The Rajya Sabha on Wednesday returned the Aadhaar bill to the Lower House with four amendments, including ensuring that it remains voluntary.
The amendments are in clauses 3, 7, 33 and 57 of the Aadhaar (Targeted Delivery of Financial and Other Subsidies, Benefits and Services) Bill, 2016.
The Rajya Sabha had a limited role in passage of a money bill, as the Aadhaar bill has been designated, and can only suggest amendments, which can be accepted or rejected by Lok Sabha.
In case amendments are recommended, the bill will remain pending unless the process is completed in Lok Sabha.
The bill now has to go the Lok Sabha again, where the amendments would be either accepted or defeated.
Moving the bill in the Rajya Sabha, finance minister Arun Jaitley responded to the objections raised by the opposition members at it being designated a money bill, saying that the Lok Sabha speaker’s decision to do so cannot be questioned.
The Congress and other Opposition parties made a strong pitch against the overall nature of the bill.
As the Aadhaar (Targeted Delivery of Financial and Other Subsidies, Benefits and Services) Bill, 2016 was transmitted for discussion in the Upper House, members across party lines expressed their reservation on presenting it as a money bill.
“We are not against the Aadhaar Bill, but it should only be used for identity purpose and not for anything else, said Congress’ Jairam Ramesh.
“Aadhaar is a proof for identity. It does not entitles me for any subsidy. It only determines that you are you,” he said, adding that it must not be made mandatory.
The former union minister said that the “whole idea of Aadhaar was to remove duplicity” and cautioned the house that it was passed in its present form it would become mandatory and would create unnecessary problems.

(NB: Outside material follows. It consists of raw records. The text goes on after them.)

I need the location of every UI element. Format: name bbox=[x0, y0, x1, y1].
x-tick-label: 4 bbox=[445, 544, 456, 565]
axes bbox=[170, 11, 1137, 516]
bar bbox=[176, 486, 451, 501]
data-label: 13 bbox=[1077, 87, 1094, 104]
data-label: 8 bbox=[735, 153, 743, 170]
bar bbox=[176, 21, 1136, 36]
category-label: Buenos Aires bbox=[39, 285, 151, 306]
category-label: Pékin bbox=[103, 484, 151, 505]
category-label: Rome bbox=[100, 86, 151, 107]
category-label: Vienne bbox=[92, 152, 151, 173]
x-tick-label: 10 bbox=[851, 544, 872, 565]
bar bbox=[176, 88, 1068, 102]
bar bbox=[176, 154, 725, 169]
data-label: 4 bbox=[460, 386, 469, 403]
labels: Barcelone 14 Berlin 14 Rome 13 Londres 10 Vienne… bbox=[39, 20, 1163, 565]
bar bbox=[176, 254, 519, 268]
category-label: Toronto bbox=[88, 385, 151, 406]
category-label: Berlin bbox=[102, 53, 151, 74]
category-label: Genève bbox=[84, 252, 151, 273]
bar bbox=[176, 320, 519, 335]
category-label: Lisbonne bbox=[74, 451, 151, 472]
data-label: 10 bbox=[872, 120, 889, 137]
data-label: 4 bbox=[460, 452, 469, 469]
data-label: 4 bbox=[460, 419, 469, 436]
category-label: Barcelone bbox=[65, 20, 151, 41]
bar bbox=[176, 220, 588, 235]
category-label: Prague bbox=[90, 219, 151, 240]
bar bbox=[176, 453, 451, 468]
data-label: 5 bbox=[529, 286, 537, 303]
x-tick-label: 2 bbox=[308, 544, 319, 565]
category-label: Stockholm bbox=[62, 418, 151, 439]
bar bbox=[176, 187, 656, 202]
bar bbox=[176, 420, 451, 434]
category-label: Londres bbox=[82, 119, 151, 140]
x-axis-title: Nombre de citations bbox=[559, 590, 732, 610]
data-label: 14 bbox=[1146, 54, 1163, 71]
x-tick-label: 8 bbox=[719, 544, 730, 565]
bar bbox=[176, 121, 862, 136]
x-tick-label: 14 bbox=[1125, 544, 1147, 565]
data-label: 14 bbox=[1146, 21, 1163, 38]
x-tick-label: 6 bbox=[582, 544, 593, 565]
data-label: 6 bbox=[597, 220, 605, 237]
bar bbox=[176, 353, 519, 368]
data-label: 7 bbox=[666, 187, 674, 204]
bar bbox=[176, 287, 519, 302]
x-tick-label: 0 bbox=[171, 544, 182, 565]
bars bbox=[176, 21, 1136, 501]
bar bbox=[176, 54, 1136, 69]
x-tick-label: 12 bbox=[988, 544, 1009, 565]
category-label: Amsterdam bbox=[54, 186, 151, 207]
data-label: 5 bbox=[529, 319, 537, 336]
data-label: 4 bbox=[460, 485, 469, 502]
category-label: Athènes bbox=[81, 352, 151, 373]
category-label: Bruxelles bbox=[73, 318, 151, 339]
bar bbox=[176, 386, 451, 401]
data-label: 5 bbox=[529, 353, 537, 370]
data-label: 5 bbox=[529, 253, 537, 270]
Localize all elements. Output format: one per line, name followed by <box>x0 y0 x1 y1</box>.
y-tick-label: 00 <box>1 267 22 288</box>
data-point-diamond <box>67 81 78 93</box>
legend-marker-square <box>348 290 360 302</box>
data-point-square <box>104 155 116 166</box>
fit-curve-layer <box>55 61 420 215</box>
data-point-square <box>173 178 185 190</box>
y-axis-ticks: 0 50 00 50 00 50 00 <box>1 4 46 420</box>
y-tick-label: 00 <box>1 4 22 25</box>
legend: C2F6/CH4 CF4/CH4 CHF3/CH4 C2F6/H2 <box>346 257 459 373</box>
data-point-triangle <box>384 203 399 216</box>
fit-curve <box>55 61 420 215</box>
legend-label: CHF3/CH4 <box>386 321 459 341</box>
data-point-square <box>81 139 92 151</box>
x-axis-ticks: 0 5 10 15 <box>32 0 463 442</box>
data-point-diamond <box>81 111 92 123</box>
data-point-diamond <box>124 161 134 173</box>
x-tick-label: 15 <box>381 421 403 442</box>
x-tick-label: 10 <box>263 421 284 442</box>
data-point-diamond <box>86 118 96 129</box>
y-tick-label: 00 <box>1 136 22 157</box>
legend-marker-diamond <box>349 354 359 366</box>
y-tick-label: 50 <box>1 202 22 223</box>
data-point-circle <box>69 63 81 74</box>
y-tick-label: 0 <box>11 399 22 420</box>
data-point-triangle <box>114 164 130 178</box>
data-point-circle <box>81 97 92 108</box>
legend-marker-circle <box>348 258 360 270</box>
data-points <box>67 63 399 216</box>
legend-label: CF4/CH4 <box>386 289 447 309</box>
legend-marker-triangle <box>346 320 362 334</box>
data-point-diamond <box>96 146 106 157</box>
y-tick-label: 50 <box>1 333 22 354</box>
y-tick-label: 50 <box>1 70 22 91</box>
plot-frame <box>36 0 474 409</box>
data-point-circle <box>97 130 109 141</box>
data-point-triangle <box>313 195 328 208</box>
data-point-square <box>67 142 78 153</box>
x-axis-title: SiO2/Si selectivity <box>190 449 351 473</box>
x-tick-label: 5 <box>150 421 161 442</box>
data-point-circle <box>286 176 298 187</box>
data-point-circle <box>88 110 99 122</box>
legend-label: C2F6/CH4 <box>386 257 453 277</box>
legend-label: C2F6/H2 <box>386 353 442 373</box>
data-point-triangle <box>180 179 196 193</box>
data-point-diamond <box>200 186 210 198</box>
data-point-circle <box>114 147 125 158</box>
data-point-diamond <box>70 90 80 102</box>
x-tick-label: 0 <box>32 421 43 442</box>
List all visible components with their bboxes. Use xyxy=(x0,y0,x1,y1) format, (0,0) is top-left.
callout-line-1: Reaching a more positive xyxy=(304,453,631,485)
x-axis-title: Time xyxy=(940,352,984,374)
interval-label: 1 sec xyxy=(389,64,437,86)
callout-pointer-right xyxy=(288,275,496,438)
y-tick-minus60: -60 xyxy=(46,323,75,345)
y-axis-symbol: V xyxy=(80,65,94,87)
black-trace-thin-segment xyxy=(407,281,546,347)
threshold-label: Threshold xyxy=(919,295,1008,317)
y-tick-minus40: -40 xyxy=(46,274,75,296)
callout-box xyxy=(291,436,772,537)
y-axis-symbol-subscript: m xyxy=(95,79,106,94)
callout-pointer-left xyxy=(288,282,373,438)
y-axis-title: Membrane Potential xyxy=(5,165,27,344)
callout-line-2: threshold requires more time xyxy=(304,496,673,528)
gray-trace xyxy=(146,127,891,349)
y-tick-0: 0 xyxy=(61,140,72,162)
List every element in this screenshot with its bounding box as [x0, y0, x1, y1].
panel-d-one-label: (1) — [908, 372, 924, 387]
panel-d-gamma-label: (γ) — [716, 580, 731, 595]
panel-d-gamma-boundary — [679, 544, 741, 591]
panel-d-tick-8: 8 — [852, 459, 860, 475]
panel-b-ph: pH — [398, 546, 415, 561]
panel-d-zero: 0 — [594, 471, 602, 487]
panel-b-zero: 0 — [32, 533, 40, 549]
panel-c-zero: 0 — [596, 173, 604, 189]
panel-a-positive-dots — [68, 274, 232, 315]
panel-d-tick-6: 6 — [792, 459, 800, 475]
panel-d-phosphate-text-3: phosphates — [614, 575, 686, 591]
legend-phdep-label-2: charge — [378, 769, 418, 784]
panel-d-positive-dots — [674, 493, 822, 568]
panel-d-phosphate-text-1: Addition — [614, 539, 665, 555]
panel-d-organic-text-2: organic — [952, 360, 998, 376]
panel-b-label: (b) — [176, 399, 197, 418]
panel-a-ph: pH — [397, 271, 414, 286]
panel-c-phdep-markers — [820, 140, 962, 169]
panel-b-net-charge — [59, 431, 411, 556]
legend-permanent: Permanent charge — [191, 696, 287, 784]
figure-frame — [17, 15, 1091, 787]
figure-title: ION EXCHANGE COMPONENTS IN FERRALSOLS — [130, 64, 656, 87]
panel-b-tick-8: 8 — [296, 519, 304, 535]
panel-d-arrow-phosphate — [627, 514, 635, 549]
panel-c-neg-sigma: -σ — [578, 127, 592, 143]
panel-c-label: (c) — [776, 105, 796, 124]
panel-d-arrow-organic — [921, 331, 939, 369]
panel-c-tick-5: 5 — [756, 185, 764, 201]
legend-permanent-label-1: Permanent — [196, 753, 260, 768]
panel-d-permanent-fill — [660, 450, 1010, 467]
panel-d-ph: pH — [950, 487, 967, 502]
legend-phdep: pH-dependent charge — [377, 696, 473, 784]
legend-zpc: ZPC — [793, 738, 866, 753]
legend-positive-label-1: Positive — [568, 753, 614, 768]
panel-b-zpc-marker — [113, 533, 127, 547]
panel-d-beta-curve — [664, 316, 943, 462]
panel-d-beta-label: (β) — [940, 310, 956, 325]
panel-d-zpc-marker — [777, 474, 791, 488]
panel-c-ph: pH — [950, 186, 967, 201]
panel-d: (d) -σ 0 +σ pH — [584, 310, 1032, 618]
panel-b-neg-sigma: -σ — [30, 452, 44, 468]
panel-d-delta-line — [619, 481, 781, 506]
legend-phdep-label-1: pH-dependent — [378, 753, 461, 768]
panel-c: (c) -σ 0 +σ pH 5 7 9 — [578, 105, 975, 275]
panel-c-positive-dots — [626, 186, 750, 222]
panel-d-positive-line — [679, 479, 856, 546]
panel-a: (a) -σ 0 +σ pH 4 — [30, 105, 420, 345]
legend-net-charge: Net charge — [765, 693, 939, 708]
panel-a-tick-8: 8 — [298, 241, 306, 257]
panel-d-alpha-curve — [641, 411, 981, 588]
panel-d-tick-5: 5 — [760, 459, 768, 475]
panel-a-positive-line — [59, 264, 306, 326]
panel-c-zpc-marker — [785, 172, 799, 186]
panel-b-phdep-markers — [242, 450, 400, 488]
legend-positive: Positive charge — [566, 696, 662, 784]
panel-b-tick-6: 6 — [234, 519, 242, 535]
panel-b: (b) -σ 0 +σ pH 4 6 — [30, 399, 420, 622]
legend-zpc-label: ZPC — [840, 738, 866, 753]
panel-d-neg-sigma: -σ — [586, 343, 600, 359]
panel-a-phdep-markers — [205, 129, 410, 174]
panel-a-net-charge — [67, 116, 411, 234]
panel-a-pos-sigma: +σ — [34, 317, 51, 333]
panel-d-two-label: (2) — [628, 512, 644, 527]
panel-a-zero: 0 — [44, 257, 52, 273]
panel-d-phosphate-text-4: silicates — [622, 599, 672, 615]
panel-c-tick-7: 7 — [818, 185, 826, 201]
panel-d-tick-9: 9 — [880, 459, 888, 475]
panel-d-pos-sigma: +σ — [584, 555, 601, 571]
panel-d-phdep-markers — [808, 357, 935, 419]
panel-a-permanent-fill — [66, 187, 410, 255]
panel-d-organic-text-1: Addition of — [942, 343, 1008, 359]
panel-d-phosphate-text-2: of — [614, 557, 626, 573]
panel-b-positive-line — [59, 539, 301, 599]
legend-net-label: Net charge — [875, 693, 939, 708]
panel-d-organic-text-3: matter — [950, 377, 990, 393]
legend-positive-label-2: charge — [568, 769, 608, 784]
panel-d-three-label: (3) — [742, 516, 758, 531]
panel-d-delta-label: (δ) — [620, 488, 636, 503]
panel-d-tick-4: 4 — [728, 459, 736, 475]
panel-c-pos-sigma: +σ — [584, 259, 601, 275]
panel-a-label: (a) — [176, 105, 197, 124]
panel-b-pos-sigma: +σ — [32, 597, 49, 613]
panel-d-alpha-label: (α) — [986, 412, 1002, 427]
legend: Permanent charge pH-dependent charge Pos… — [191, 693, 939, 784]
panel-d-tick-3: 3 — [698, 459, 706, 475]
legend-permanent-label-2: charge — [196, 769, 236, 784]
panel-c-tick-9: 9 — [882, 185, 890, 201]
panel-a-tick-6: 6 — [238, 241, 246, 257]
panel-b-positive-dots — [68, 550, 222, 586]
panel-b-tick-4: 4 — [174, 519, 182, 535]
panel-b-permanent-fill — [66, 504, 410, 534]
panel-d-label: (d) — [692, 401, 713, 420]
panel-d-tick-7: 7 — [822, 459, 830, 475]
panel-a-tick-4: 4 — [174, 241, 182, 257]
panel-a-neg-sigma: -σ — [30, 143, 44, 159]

Giving example, he said that as he himself does not have Aadhaar card since he does not require subsidy, but if he was to buy a mobile phone number or an airline ticket and the Aadhaar was mandatory, he would have to get it made.
“We want it to be limited to subsidies,” he said.
Ramesh also said that bill was not a money bill.
“I am happy that the government has brought the bill and I am here to support it but not without amendments.
Praful Patel of the Nationalist Congress Party also expressed similar apprehension about the bill saying India being a huge country, any identity card cannot be made mandatory as issuing them in a proper manner has always been a challenge.
He cited example of the election identity card, saying that the Election Commission of India and the Supreme Court had to announce that people who did not have it could also vote in elections by proving their identity by using any other mean they could have at that point of time.